Mohamed Dahlan, a controversial Palestinian political figure now based in Dubai, attributed Cairo’s more hands-off approach to the ongoing Israeli attack on the Gaza Strip, which entered its fourth day on Friday, to tensions between the Abdel-Fattah El-Sisi government and the Hamas Movement.

Israel’s Operation Protective Edge has seen more than 2,000 targets in the Gaza Strip being hit by airstrikes, with an Israeli Defense Force spokesman estimating one strike was taking place every 4.5 minutes.

“The real reason behind Cairo delaying taking steps is related to the fact that Hamas was in alliance with the Muslim Brotherhood in Egypt,” Dahlan said.

Egypt’s interim authorities designated the Muslim Brotherhood as a terrorist organization in December 2013, less than six months following the ouster of Islamist President Mohamed Mursi.

“For the blockade on Gaza to be lifted, Hamas has to fix this mistake,” Dahlan added.

His comments come as Egypt’s Foreign Ministry said that it was facing difficulties in mediating a halt to the Israeli attack on the Gaza Strip.

“Egypt has communicated with all sides to halt violence against civilians and called on them to continue with the truce agreement signed in November 2012,” Egypt’s Ministry of Foreign Affairs said.

“Unfortunately, these efforts over the past 10 days have met with stubbornness, with only innocent civilians paying the price.”

Cairo played a key role in brokering the 2012 truce between Tel Aviv and Hamas, but has taken a more hand-off approach during the current conflict. Egypt temporarily opened its border crossing with Gaza this week to allow critical casualties of Israeli airstrikes access to Egyptian medical care but is expected to close this once again following the end of the conflict.

 

HAMAS OFFICIALS DENOUNCE ‘CRIMINAL’ ABBAS AS ‘LIKUD MEMBER’
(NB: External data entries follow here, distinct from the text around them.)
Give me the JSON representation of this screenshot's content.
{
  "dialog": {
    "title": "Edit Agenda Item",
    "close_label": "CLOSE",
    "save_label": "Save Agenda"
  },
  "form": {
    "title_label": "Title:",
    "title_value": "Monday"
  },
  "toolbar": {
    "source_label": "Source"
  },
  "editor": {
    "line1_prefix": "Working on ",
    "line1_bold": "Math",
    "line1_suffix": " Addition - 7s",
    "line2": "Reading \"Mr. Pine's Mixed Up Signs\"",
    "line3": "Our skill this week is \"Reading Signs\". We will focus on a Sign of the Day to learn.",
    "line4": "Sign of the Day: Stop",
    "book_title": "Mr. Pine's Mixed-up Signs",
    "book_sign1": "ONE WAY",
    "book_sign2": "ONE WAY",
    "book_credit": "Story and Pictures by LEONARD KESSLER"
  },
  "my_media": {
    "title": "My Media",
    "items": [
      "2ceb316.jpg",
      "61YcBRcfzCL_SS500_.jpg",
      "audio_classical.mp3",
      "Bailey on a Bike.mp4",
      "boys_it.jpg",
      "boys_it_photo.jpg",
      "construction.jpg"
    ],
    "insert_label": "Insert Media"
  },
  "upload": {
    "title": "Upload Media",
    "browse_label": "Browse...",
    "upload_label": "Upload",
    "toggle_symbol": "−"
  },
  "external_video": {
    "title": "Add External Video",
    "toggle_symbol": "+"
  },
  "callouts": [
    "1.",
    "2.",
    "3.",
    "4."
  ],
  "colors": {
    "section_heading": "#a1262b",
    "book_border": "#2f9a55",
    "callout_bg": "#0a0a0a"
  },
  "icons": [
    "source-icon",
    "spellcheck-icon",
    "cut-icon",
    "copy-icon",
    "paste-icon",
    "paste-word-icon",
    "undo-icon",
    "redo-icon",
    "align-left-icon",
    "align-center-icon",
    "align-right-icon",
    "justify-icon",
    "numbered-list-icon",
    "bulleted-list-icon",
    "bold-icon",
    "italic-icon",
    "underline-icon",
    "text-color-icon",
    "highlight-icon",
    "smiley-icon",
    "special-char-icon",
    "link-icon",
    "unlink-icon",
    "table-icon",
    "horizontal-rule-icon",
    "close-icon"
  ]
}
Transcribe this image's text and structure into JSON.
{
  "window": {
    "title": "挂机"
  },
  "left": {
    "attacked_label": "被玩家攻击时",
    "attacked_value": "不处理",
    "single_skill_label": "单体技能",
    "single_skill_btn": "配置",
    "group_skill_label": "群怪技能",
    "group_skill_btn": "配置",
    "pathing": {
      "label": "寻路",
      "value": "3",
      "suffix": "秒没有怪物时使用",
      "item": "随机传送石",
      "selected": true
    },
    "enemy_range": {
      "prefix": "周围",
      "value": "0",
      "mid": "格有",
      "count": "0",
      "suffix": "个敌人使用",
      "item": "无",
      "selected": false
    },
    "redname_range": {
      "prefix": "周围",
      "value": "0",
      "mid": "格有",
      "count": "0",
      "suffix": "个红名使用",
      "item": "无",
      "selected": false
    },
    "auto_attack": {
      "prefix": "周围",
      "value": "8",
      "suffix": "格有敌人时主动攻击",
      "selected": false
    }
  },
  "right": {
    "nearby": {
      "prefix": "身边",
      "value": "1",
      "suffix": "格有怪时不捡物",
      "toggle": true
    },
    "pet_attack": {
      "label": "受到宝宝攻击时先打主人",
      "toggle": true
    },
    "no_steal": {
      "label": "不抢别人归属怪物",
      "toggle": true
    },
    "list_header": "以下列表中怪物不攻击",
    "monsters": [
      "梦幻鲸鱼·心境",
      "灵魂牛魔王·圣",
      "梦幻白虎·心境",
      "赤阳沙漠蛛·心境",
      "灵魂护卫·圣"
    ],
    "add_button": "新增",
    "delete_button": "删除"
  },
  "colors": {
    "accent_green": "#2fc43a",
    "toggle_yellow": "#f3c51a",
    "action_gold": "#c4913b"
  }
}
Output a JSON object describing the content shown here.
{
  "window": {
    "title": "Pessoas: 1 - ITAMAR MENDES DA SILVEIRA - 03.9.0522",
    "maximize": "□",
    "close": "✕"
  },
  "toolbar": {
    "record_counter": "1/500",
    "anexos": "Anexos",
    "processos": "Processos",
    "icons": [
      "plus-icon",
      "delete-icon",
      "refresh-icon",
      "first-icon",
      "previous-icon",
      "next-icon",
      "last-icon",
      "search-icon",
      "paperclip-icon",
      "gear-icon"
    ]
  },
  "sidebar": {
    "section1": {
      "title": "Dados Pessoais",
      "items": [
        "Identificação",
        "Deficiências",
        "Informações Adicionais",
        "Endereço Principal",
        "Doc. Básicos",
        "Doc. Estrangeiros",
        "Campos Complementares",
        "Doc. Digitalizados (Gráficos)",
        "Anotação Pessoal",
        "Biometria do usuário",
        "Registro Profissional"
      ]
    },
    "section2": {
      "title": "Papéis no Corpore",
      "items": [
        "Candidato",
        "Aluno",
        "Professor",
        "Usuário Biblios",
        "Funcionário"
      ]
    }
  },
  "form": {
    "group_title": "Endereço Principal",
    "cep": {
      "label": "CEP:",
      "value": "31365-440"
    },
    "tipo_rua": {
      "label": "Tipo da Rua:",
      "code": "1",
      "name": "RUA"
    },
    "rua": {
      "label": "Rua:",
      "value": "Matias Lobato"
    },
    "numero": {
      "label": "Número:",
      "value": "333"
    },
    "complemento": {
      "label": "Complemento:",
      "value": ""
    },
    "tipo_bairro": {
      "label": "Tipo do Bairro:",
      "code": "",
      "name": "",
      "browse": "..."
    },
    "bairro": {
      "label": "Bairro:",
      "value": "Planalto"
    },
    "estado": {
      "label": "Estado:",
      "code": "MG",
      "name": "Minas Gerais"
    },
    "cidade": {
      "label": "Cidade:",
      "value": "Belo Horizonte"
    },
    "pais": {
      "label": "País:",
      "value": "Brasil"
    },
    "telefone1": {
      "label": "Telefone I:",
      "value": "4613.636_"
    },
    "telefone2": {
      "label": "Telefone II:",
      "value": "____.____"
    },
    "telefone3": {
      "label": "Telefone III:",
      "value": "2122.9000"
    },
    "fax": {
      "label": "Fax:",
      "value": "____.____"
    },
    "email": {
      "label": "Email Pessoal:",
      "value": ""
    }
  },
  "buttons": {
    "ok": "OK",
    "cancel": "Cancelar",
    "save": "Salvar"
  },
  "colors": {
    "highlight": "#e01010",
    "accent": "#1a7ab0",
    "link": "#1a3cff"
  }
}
Hamas officials denounce ‘criminal’ Abbas as ‘Likud member’
By Jerusalem Post staff
July 12, 2014

Hamas officials assailed Palestinian Authority President Mahmoud Abbas for his criticism of the persistent rocket attacks on Israel, Israel Radio reported on Saturday.

Leaders of the Islamist movement which rules Gaza said that Abbas, who heads the rival Fatah faction, was “aiding the enemy” by making his statement. Hamas accused the PA chief of “acting as a third party” while branding him “a criminal” and “a Likud member.”

In an interview with Lebanese television network Al-Ma’ayadin, Abbas said that Hamas’ demands for a ceasefire were unnecessary, and that both sides needed to halt hostilities immediately.

“We are the losing side, and every minute there are more and more unnecessary deaths,” the Palestinian leader said. “I don’t like trading in Palestinian blood.”

Abbas also criticized Hamas on Palestinian television. “What are you trying to achieve by sending rockets?” Abbas told Palestine TV. “We prefer to fight with wisdom and politics.”

“It’s not important who wins or loses,” Mr. Abbas said. “What’s important is to end this bloodshed.”

Abbas said that he has been in touch with Turkish leaders in an effort to bring about a ceasefire.

Earlier this year, Abbas’ Fatah faction and Hamas agreed to back a unity government made up of technocrats, a move that angered Israel and contributed to the disintegration of peace talks.